Hello, old friend. 🙂
Here are the northern and southernmost places I’ve seen the ocean in the UK. Next time I come, I need to do Cornwall, Wales, and Northern Ireland!
Well, there’s my word of the day. A groyne (pronounced groin) is a wooden or stone structure built to prevent erosion.
Aaaaaah. The famous Hove beach huts! The structures are privately owned and there is a license fee of over £300 a year for the spot. It is very difficult to find one since all the spots are taken so you have to find one available for private sale. One was recently on the market for £14,000. They can only be owned by residents of Brighton-Hove and you have to keep it for at least three years before reselling. Many have been owned by families for generations.
There are very strict rules on the colour of the roof and bottom (notice the light green and red), but the doors can be any solid colour or stripes of several colours.
Each has an address.
Nice French pun (À l’eau — to the water — sounds like allo — hello — and c’est l’heure is “it’s time. So “to the water, it’s time or”or “hello, it’s time.”)
I had a hard time finding images of what the insides look like, but it seems that folks use them mostly as storage sheds with perhaps a table to eat at out of the sun.
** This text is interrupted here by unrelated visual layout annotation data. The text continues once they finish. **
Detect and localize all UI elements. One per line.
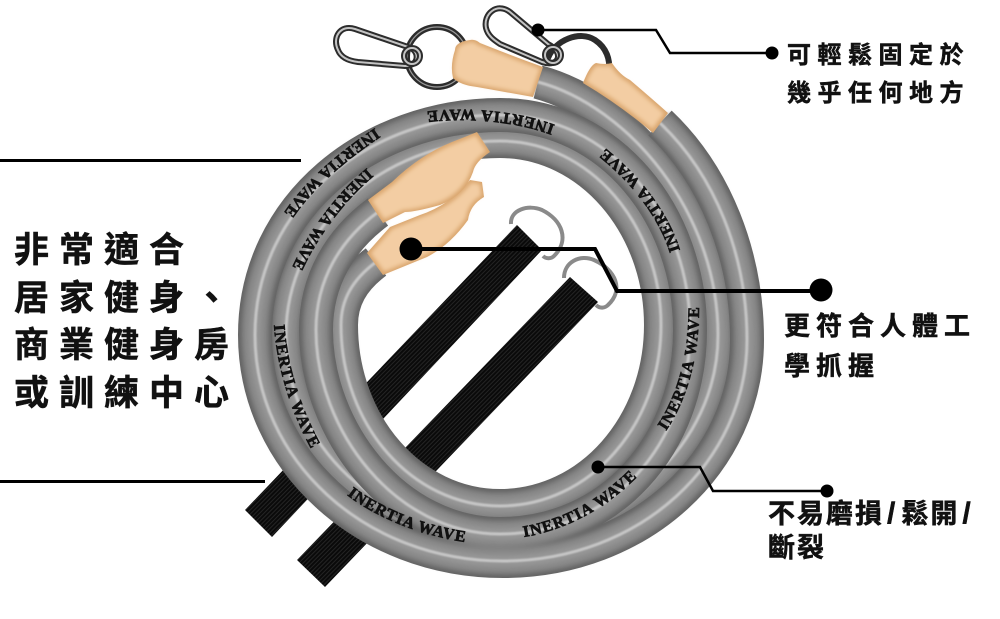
tube: outer spiral B: [255, 115, 747, 561]
arrow: leader to carabiner: [532, 24, 778, 60]
tube brand lettering: INERTIA WAVE: [522, 470, 637, 538]
heading: left text block: 或訓練中心: [14, 374, 239, 412]
heading: left text block: 居家健身、: [14, 278, 239, 318]
heading: left text block: 非常適合: [14, 231, 194, 270]
callout: durability: 不易磨損/鬆開/: [768, 497, 973, 530]
callout: anchoring: 幾乎任何地方: [787, 80, 970, 107]
tube brand lettering: INERTIA WAVE: [347, 486, 466, 542]
left divider top: [0, 159, 301, 162]
callout: ergonomic grip: 學抓握: [784, 351, 880, 381]
heading: left text block: [14, 231, 239, 412]
icon: steel ring left: [407, 27, 467, 87]
handle grip: upper inner sleeve: [368, 132, 490, 223]
tube brand lettering: INERTIA WAVE: [657, 308, 700, 431]
icon: carabiner right: [486, 8, 561, 63]
callout: ergonomic grip: 更符合人體工: [784, 311, 976, 341]
callout: durability: [768, 497, 973, 563]
handle grip: lower inner sleeve: [367, 180, 484, 275]
icon: D-ring left: [511, 208, 563, 258]
tube: inner spiral A: [286, 82, 718, 534]
handle grip: top-left peach sleeve: [452, 40, 543, 97]
icon: steel ring right: [548, 36, 609, 70]
tube brand lettering: INERTIA WAVE: [427, 109, 555, 136]
strap: right webbing: [297, 277, 598, 587]
tube brand lettering: INERTIA WAVE: [292, 168, 374, 271]
tube brand lettering: INERTIA WAVE: [284, 128, 381, 218]
handle grip: top-right peach sleeve: [583, 63, 668, 133]
callout: anchoring: 可輕鬆固定於: [787, 42, 970, 69]
callout: anchoring: [787, 42, 970, 107]
tube brand lettering: [274, 109, 700, 542]
strap: left webbing: [245, 225, 542, 537]
left divider bottom: [0, 480, 265, 483]
icon: carabiner left: [336, 28, 420, 66]
callout: ergonomic grip: [784, 311, 976, 381]
arrow: leader to tube: [592, 460, 834, 498]
tube brand lettering: INERTIA WAVE: [274, 324, 320, 448]
heading: left text block: 商業健身房: [14, 326, 239, 365]
tube brand lettering: INERTIA WAVE: [600, 148, 680, 254]
callout: durability: 斷裂: [768, 533, 826, 563]
icon: D-ring right: [564, 258, 616, 308]
arrow: leader to grip: [400, 238, 832, 302]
Many have a gas cooker for making tea and doing basic cooking, I assume. They are meant for day use only.
More magnificent buildings.
More colourful huts.
The British Airways 360, a vertical tram. You ride all the way up in what looks like a giant doughnut.
So that meant I was in Brighton, about 3.5KM from home. I hadn’t meant to walk so far today and I had to get back to work! So I decide to meander my way back home. I passed a street with a Korean, Japanese, and Chinese restaurant right next to each other. Convenient!
I popped into a Sainsbury’s Local to get a salad and some pasta sauce to go with pasta I brought from Shrewsbury, plus a small bottle of wine, so I wouldn’t have to go out again as I’m knackered.
Without going out of my way, I was able to take a different road over the railway so I didn’t have to take the nasty bridge.
Brighton has a reputation for being very grotty and having a lot of homeless people while at the same time being very hip and trendy. That was definitely the impression I got today and I could see a very clear distinction between Hove and Brighton. I hope the weather holds for my future explorations!